The insider trading case was filed by the SEC in March against former Coinbase employees, including its Chief Legal Officer, claiming that they misused confidential information to make personal profits during the company’s announcement of the addition of Bitcoin Cash to its platform in December 2017. Coinbase denied any wrongdoing and fired the employees in question.
The Chamber of Digital Commerce, in its statement, argued that the SEC’s case is a prime example of the agency trying to expand its authority and regulatory scope beyond what is authorized by Congress. It noted that the SEC has never been authorized to regulate or oversee the digital asset market and expressed concern that characterizing secondary market transactions of cryptocurrency as securities transactions could have a negative impact on the industry.
The Chamber of Digital Commerce also cited several other cases in which the Supreme Court has ruled that regulators must first be authorized by Congress before they can regulate certain aspects of an industry.
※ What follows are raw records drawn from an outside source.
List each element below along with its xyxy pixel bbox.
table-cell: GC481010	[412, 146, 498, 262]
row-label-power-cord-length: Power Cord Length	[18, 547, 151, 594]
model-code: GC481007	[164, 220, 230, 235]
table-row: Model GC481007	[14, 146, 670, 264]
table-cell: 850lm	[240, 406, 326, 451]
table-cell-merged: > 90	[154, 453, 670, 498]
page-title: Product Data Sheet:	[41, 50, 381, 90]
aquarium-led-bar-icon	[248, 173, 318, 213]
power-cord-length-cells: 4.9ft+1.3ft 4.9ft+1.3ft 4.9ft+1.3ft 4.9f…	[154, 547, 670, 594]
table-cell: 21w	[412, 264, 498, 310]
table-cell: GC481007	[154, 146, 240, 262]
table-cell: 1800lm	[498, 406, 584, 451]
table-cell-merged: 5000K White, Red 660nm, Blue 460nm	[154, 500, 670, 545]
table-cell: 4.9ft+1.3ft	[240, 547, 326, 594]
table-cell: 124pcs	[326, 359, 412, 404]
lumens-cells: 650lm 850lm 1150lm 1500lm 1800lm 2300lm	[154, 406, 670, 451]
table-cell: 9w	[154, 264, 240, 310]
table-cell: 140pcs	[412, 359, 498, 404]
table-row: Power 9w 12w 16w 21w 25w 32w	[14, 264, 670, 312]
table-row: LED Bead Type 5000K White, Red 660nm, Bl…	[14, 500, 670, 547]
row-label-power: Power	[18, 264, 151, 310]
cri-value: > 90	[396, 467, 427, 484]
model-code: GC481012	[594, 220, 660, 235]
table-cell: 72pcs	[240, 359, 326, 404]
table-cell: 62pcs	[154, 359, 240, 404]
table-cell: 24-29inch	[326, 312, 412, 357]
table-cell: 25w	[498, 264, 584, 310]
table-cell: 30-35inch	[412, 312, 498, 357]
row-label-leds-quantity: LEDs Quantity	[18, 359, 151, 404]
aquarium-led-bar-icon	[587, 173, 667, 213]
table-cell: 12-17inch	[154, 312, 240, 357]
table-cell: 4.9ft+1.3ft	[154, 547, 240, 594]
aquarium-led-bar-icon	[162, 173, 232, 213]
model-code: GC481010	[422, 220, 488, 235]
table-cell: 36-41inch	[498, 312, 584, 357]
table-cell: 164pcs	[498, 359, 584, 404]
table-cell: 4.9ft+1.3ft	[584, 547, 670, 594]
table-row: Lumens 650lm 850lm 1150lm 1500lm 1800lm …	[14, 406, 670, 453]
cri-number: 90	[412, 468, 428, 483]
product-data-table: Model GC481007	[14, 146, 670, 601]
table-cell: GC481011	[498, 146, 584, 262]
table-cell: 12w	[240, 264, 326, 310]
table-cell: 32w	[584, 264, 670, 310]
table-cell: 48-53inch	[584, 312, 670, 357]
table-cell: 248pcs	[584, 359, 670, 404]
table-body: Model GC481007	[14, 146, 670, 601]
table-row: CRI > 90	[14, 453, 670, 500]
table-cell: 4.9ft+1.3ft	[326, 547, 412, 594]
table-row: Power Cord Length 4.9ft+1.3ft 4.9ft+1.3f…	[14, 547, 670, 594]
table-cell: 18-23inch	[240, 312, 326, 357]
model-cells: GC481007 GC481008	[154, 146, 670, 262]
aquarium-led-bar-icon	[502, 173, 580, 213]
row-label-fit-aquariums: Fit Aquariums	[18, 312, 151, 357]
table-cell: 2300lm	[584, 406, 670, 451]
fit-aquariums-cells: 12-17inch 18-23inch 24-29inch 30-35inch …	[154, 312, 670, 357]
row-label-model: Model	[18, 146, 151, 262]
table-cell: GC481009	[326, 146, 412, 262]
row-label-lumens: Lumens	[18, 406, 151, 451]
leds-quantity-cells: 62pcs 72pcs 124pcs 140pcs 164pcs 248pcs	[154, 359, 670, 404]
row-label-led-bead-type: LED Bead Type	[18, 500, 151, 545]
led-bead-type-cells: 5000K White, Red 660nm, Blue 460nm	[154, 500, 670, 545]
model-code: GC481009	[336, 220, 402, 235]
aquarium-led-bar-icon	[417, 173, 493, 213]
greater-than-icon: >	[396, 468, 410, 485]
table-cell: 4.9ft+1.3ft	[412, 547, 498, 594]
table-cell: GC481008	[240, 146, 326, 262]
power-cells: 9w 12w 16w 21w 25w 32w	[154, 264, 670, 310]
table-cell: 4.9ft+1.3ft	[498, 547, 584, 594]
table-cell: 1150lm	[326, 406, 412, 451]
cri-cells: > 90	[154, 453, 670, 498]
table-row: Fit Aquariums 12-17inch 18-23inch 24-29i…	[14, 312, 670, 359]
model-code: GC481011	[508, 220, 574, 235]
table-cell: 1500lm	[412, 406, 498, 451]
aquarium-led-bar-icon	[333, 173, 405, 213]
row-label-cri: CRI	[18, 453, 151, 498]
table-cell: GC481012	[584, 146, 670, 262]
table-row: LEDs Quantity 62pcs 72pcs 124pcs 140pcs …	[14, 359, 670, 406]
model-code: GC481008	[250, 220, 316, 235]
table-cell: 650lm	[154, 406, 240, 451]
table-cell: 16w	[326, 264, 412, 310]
The SEC has been increasingly active in its regulation of the cryptocurrency industry and has taken action against a number of high-profile companies and individuals in recent years, including Ripple and Telegram. While the agency has said it is committed to protecting investors and maintaining fair and orderly markets, critics have accused it of being overly aggressive in its approach.
In conclusion, the Chamber of Digital Commerce’s statement highlights the tension between regulators and the digital asset industry, with the former seeking to expand their oversight and enforcement powers and the latter fighting to maintain its autonomy and innovation. The outcome of the SEC’s case against former Coinbase employees could have significant implications for the future of the digital asset market and the balance of power between industry players and regulators.